Beyond Self-Employment


Earlier this year, much was made–by everyone from the Obama administration to minority business advocates across the country–of the amazing growth in the number of businesses owned by African Americans. Indeed, the numbers are impressive: Black-owned businesses grew faster by numbers (60.5%, to 1.9 million) and revenues (69%), and employed people at a higher rate (22%) than non-minority-owned businesses between 2002 and 2007, the most recent years for which U.S. Census figures are available.

However, black-owned businesses still make up only 7% of U.S. businesses, although African Americans constitute 12% of the population. Of the 1.9 million businesses owned by African Americans, in 2007 only 106,824 had paid employees. Average receipts for black-owned employer companies came to $925,427; for the remaining 1.8 million black-owned non-employer businesses, receipts came to $21,263–not enough to keep a family of four above the poverty line. And let’s not forget that these figures precede the Great Recession. With the resulting credit crunch, lack of access to financing, and decline in consumer spending, there’s little reason to believe that those numbers haven’t worsened over the past four years. Now, put those figures alongside these: While national unemployment stands at about 9.2%, black unemployment is 16.2%. It’s 17% for black men.

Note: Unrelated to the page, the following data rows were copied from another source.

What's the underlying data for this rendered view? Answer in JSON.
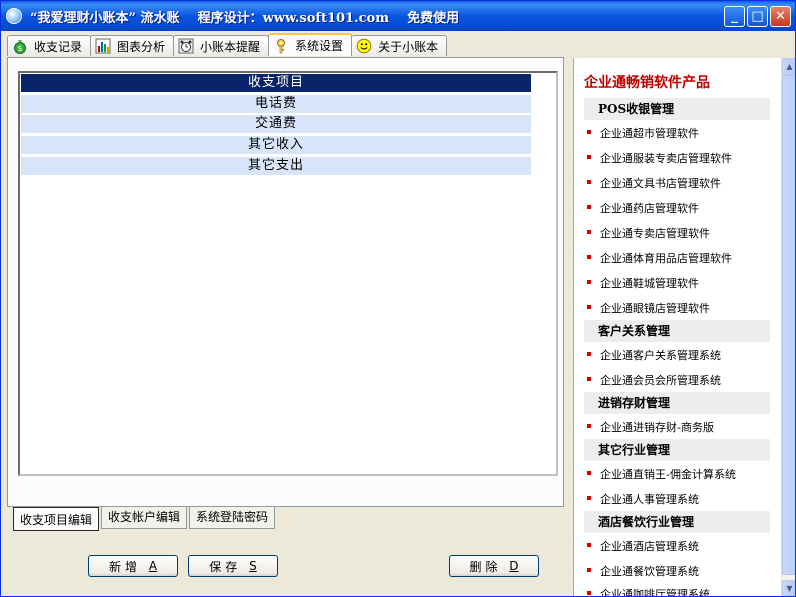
{
  "window": {
    "title": "“我爱理财小账本” 流水账    程序设计：www.soft101.com    免费使用",
    "minimize": "_",
    "maximize": "□",
    "close": "✕"
  },
  "tabs": [
    {
      "label": "收支记录",
      "icon": "money-bag-icon"
    },
    {
      "label": "图表分析",
      "icon": "bar-chart-icon"
    },
    {
      "label": "小账本提醒",
      "icon": "alarm-clock-icon"
    },
    {
      "label": "系统设置",
      "icon": "key-icon"
    },
    {
      "label": "关于小账本",
      "icon": "smiley-icon"
    }
  ],
  "active_tab": 3,
  "list": {
    "header": "收支项目",
    "items": [
      "电话费",
      "交通费",
      "其它收入",
      "其它支出"
    ]
  },
  "subtabs": [
    "收支项目编辑",
    "收支帐户编辑",
    "系统登陆密码"
  ],
  "buttons": {
    "add": {
      "label": "新增",
      "key": "A"
    },
    "save": {
      "label": "保存",
      "key": "S"
    },
    "delete": {
      "label": "删除",
      "key": "D"
    }
  },
  "sidebar": {
    "title": "企业通畅销软件产品",
    "categories": [
      {
        "name": "POS收银管理",
        "items": [
          "企业通超市管理软件",
          "企业通服装专卖店管理软件",
          "企业通文具书店管理软件",
          "企业通药店管理软件",
          "企业通专卖店管理软件",
          "企业通体育用品店管理软件",
          "企业通鞋城管理软件",
          "企业通眼镜店管理软件"
        ]
      },
      {
        "name": "客户关系管理",
        "items": [
          "企业通客户关系管理系统",
          "企业通会员会所管理系统"
        ]
      },
      {
        "name": "进销存财管理",
        "items": [
          "企业通进销存财-商务版"
        ]
      },
      {
        "name": "其它行业管理",
        "items": [
          "企业通直销王-佣金计算系统",
          "企业通人事管理系统"
        ]
      },
      {
        "name": "酒店餐饮行业管理",
        "items": [
          "企业通酒店管理系统",
          "企业通餐饮管理系统",
          "企业通咖啡厅管理系统"
        ]
      }
    ]
  }
}
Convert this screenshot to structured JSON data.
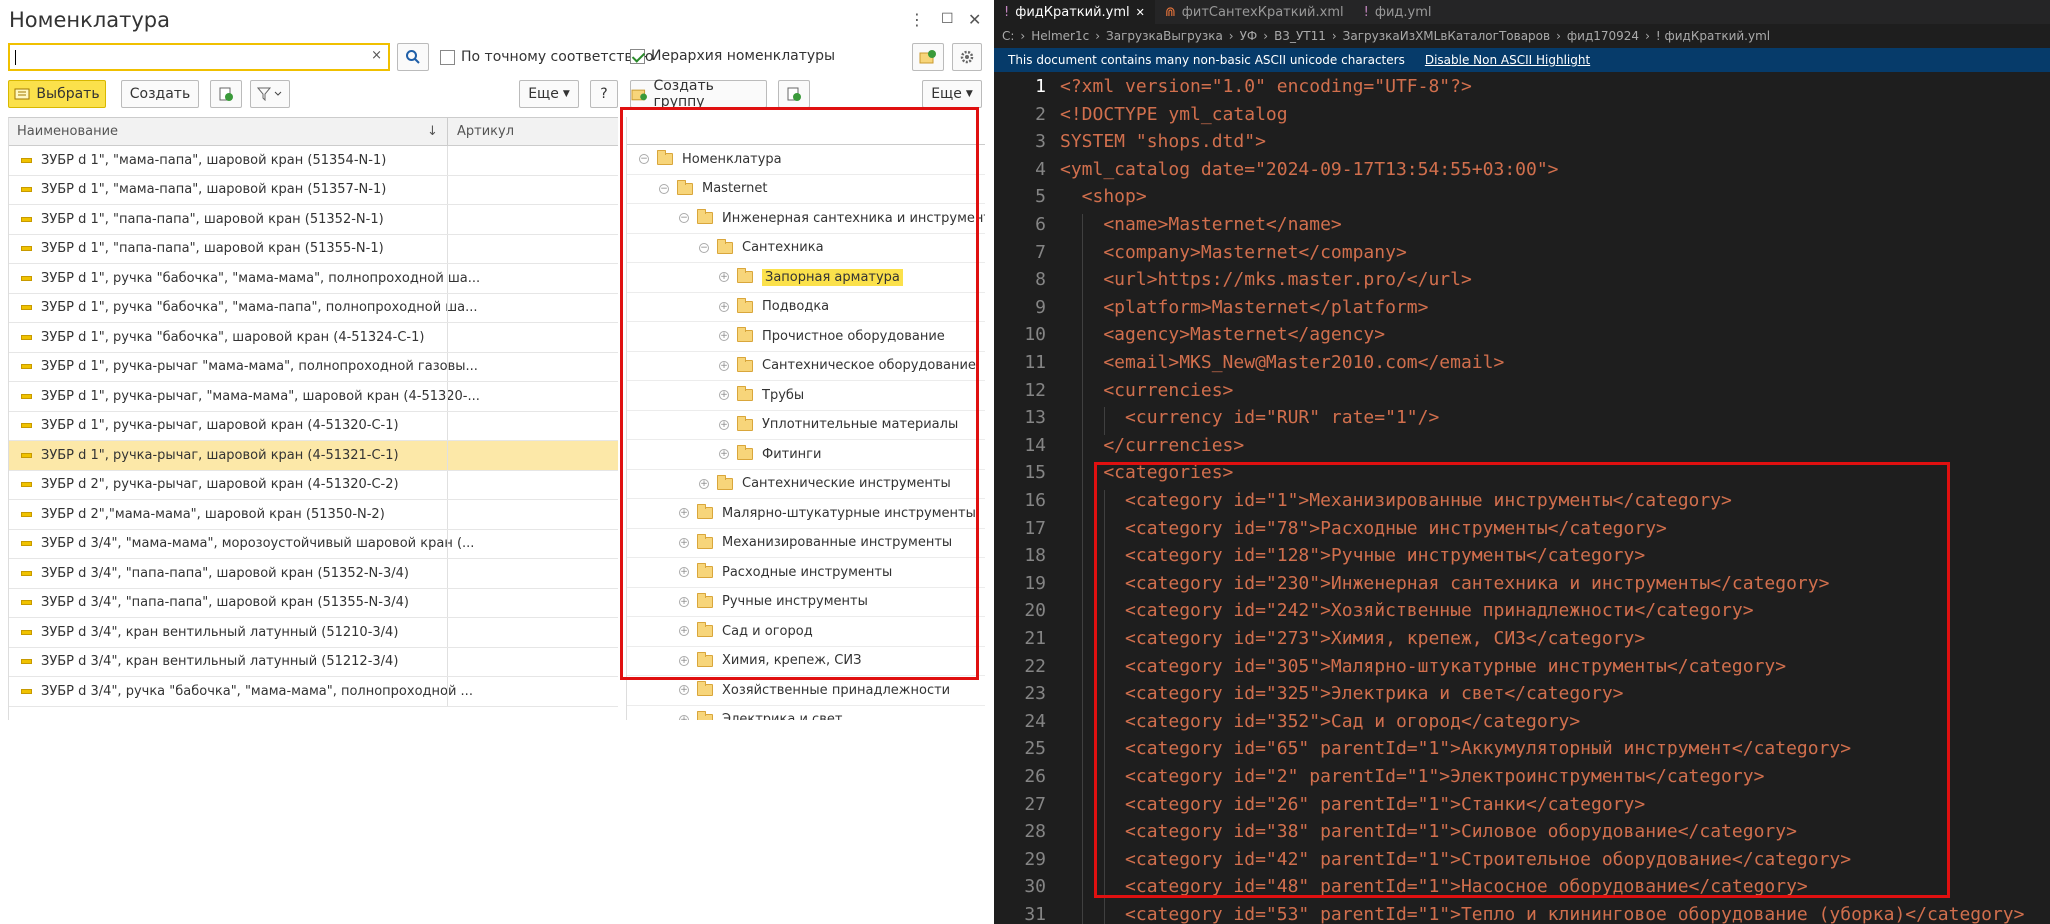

If it sounds as if I’m trying to provoke a sense of urgency, I am. It’s not enough to just create self-employed black entrepreneurs; we must build more black-owned employer businesses that create jobs.

Now, the government has a role to play in this, as well as the large multinational corporations that have shifted much of their job creation power to foreign markets, where, not coincidentally, they are achieving much of their revenue growth. Initiatives such as the Urban Entrepreneurship Summit held by the White House and the Startup America Partnership in Newark, New Jersey, in June, should be supported, expanded, and applauded. But before we look to others for solutions, we need to check our own mirrors and challenge ourselves to set our sights higher.

Only a few generations ago, when intrepid black entrepreneurs such as John H. Johnson, Madam C.J. Walker, Arthur G. Gaston, and others built business empires in the early to mid-20th century, they did not have access to higher education, senior management experience in corporate America, or training in the financial markets of Wall Street. They were locked out of doing business with city, county, state, and federal governments. They had no hope of landing a contract with the large corporations of their day. They were almost totally limited to selling to black consumers at a time when the income level of that market, hardly a generation removed from slavery, was paltry compared with African American income levels today. And while they were largely barred from competing for the business of white consumers, white-owned industry could compete in and even dominate the black consumer market with impunity. There was no Minority Business Development Agency, no minority vending programs, or diversity initiatives. Instead, there was Jim Crow, and lynching and race riots were constant threats to black entrepreneurs and business communities (such as “Black Wall Street” in Tulsa, Oklahoma) that were deemed too successful. Yet Johnson, Walker, Gaston, and countless other black entrepreneurs built businesses that created jobs, and even helped to create other employer businesses.

Can we do no less in 2011? No matter what challenges we face today as entrepreneurs and aspiring business owners, we cannot. We must focus more attention on building scalable, black-owned businesses in industries that are most likely to create jobs for people who are disproportionately unemployed, such as African Americans, particularly in urban areas. Self-employment is not enough.